P r e s e n t a t i o n During the last two decades, historians of science and philosophy as well as philologists have pointed out the enormous wealth and variety of scientific and philosophical texts written in the European vernacular languages throughout the Low Middle Ages. Philosophy, the health sciences, astronomy/astrology, etc. were no longer an exclusive patrimony of the learned language which dominated the academic discussions at the Universities, i.e. Latin, but became subject to the creation of technical treatises in vulgar tongues embracing all fields of knowledge from rhetoric to music, from medicine to arithmetic. While many of these new texts in vernacular were translations –mostly, though not solely from Latin– this development also gave rise to a large number of compositions ex novo of texts in vulgar tongues.
The transmission in vernacular of a knowledge which was traditionally entrusted to the Latin language of monastic and academic discourse had important consequences for the languages of everyday speech which, from this very moment on, became languages of communication and culture in their own right. In this context, the study of the particular case of Catalan is an excellent point of departure, which allows to deepen our understanding of the issue at stake, since it is well defined and mapped, and offers a huge amount of first-class authors, such as Arnau de Vilanova, Ramon Llull and Francesc Eiximenis, who produced an outstanding corpus of vernacular texts. In addition, the situation of the Crown of Aragon as a territory of frontier and transition between the Islamic and Jewish Peninsular world and the Mediterranean and Northern regions of Christian Europe makes the case of Catalan vernacular most relevant: for being at the very crossroads of different linguistic and cultural traditions, it is this melting pot that brought out a significant part of the intellectual wealth of Europe, as we consider it today.
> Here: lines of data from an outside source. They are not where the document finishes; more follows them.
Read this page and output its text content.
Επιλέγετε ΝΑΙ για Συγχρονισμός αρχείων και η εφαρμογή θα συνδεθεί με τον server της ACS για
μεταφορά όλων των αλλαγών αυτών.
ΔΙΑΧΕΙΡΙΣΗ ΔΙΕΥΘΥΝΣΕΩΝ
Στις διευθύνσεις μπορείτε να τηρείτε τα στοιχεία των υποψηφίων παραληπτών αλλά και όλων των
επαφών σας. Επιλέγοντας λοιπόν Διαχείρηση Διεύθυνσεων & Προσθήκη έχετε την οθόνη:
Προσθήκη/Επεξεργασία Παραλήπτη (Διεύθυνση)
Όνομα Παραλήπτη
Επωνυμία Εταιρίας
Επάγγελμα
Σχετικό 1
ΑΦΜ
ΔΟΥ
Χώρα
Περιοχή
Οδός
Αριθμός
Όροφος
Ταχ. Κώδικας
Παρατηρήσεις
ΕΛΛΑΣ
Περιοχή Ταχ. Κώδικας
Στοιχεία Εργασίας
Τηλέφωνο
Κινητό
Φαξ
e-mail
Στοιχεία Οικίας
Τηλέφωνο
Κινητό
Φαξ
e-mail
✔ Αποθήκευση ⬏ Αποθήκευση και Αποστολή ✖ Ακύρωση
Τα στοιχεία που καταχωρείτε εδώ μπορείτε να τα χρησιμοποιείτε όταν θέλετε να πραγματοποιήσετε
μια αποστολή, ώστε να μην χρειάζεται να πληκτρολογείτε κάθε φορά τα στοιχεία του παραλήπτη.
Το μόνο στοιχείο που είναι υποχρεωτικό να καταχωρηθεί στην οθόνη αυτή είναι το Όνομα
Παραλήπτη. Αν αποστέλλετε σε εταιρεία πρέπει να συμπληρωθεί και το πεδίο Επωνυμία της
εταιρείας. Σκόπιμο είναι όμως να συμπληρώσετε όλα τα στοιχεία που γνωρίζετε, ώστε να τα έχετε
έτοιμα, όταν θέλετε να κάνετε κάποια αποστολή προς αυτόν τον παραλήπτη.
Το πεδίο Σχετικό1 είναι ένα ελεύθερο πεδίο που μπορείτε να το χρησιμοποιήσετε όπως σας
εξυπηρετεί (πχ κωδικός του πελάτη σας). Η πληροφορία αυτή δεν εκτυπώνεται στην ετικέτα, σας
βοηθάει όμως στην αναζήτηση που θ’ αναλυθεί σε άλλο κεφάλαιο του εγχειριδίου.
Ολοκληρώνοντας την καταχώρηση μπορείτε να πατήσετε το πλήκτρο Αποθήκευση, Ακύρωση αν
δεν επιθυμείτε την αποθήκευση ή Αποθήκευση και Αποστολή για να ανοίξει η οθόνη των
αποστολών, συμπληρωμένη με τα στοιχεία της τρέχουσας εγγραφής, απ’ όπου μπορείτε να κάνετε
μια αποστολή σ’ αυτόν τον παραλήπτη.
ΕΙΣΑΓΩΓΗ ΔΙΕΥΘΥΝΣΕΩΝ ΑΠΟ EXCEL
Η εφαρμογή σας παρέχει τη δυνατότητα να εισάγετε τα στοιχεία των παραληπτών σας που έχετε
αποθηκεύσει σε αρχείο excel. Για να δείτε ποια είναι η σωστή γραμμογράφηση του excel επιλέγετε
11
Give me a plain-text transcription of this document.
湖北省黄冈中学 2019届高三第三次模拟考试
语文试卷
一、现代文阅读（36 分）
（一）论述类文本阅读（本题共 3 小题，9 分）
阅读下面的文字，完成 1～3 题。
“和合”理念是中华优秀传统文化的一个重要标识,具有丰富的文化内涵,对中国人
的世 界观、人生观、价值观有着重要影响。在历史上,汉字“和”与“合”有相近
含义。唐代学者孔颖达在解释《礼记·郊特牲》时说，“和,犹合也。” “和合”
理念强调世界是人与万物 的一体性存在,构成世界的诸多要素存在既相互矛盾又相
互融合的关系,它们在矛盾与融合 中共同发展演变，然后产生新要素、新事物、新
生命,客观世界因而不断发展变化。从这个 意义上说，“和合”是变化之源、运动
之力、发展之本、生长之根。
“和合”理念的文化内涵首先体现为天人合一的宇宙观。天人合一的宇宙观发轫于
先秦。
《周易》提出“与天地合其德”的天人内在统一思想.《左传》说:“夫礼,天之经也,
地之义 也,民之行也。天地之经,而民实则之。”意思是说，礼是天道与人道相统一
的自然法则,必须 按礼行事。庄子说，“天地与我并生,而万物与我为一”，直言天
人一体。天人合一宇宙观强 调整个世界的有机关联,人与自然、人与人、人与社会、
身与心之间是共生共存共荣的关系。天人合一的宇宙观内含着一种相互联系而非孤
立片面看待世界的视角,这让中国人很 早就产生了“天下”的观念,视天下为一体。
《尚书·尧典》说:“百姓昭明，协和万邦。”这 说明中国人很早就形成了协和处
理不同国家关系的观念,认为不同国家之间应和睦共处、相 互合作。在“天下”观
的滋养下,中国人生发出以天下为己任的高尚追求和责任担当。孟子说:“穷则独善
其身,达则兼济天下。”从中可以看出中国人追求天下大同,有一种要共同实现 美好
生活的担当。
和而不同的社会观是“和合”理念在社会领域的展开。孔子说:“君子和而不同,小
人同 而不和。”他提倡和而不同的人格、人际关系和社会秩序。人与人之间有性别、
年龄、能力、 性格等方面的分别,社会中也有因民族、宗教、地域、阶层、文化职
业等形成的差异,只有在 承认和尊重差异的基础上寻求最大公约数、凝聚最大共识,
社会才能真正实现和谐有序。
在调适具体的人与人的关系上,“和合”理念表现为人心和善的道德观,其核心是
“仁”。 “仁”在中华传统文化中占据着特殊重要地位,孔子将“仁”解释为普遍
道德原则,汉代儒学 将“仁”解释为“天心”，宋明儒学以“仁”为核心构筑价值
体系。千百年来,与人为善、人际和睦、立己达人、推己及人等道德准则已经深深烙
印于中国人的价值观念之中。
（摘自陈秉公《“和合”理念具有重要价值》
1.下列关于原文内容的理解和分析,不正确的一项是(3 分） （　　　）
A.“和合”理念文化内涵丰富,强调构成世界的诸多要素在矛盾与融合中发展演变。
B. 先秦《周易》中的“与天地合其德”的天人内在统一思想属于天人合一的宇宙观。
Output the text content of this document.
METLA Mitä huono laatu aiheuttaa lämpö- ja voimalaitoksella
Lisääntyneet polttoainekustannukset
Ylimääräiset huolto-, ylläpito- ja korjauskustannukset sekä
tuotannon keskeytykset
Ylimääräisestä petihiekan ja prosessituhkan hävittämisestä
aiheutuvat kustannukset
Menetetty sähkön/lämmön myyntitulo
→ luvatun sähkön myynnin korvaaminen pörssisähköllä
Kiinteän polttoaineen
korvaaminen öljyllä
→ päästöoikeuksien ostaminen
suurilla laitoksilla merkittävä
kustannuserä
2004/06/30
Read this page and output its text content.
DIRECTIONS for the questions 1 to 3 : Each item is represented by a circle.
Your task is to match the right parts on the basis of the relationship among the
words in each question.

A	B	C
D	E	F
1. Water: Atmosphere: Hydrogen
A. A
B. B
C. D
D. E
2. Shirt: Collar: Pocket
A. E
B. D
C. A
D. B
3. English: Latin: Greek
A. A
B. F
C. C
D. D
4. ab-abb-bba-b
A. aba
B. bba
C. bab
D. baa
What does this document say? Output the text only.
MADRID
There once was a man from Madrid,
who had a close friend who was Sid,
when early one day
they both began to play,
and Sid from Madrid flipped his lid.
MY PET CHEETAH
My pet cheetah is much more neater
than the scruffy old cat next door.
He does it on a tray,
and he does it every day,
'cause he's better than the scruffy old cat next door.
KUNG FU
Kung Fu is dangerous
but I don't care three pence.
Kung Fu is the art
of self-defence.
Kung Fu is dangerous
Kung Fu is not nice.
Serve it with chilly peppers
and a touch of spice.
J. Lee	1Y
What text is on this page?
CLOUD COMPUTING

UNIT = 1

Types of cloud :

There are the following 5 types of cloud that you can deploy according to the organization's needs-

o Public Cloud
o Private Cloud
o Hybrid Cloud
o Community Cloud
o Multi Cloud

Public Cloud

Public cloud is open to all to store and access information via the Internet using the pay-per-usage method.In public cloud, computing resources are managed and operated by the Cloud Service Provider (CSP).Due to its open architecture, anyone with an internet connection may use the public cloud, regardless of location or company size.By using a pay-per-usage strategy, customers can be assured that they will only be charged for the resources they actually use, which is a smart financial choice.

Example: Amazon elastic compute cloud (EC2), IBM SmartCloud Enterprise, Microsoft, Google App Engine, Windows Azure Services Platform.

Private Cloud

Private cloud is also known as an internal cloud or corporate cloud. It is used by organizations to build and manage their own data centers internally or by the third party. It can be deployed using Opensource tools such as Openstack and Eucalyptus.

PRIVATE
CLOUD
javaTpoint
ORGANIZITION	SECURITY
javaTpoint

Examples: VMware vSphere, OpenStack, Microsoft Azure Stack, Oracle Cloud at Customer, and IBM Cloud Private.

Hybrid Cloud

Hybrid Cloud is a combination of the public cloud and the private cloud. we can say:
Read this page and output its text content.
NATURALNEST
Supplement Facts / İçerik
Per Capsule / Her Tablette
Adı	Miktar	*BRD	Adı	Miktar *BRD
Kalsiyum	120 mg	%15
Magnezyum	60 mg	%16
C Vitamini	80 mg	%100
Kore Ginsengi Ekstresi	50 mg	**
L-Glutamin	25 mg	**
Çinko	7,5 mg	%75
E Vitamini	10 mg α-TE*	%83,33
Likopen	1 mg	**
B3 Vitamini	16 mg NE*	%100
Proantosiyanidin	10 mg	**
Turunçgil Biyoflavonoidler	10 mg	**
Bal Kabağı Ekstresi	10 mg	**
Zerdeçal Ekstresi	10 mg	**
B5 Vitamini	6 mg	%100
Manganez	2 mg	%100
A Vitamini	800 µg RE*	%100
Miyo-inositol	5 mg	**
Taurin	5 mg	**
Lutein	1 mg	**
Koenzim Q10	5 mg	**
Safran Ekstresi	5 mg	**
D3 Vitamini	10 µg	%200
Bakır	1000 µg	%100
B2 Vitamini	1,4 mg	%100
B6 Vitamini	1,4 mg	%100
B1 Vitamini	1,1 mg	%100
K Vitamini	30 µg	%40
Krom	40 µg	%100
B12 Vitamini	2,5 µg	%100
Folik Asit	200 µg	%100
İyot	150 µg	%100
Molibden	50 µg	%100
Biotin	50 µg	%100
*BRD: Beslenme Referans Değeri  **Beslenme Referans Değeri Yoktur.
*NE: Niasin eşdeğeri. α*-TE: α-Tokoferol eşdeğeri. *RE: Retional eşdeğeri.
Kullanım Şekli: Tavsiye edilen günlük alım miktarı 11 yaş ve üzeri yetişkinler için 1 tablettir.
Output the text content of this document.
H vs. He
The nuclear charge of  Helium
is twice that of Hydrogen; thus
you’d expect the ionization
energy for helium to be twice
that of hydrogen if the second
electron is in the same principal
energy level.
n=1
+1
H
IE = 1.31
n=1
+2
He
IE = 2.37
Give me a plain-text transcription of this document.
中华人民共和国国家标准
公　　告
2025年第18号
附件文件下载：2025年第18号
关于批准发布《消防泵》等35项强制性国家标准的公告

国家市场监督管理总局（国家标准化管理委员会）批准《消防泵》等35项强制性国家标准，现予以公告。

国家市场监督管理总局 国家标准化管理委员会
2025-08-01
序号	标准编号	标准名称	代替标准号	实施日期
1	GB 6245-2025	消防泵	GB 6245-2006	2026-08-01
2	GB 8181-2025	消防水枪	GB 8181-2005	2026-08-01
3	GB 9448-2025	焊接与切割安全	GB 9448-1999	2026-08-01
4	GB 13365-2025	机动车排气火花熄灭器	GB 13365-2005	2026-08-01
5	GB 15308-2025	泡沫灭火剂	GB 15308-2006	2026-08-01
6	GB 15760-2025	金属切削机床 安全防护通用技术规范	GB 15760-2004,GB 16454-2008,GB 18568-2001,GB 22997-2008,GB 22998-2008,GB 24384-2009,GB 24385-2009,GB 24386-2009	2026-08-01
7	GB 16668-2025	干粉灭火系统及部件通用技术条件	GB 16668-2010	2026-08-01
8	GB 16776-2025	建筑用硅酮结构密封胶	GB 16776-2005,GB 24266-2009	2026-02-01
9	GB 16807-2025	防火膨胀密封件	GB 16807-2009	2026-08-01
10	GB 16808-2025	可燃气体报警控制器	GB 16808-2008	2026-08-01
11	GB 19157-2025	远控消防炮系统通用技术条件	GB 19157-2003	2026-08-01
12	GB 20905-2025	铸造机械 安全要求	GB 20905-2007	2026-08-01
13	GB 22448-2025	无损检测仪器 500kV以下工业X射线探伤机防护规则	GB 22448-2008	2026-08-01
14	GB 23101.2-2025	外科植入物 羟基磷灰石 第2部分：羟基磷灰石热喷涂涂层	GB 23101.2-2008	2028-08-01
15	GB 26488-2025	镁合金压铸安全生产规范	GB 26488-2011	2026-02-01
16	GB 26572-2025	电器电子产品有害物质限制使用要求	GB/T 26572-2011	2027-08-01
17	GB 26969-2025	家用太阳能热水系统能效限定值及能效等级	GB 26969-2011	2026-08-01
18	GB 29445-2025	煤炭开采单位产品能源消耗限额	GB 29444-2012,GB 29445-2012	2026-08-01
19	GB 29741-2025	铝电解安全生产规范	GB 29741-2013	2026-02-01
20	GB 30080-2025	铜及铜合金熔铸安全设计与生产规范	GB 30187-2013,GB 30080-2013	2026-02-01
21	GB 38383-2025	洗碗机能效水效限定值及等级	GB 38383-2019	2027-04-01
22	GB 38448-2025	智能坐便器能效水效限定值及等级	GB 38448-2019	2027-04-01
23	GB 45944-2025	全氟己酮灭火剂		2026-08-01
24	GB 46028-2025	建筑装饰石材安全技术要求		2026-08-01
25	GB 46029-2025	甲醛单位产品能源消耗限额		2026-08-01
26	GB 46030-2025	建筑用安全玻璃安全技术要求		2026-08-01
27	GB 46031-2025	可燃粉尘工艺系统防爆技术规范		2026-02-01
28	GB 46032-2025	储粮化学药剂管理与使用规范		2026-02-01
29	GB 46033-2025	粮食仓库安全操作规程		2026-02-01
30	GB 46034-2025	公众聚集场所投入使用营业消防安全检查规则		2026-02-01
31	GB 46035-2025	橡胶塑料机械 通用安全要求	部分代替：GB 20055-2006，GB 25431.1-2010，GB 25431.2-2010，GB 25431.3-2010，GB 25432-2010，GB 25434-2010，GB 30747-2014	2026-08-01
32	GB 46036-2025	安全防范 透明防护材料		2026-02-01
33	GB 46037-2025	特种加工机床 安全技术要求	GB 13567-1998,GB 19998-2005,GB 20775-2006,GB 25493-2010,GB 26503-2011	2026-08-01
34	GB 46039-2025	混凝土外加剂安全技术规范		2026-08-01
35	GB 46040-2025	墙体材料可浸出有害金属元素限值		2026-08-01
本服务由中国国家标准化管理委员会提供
The contributions to this ICREA Conference on Science and Society in the Crown of Aragon focus on central aspects of the phenomenon of vernacularisation, situating the case of Catalan vernacular in the context of parallel movements across Europe, and comparing it to the Latin-Hebrew translations which constitute a contemporary example of diffusion of knowledge in non-Christian communities of learning. For this purpose, the most renowned experts –national and international– covering all areas of knowledge and disciplines involved in the study of the process of vernacularisation have been invited to Barcelona.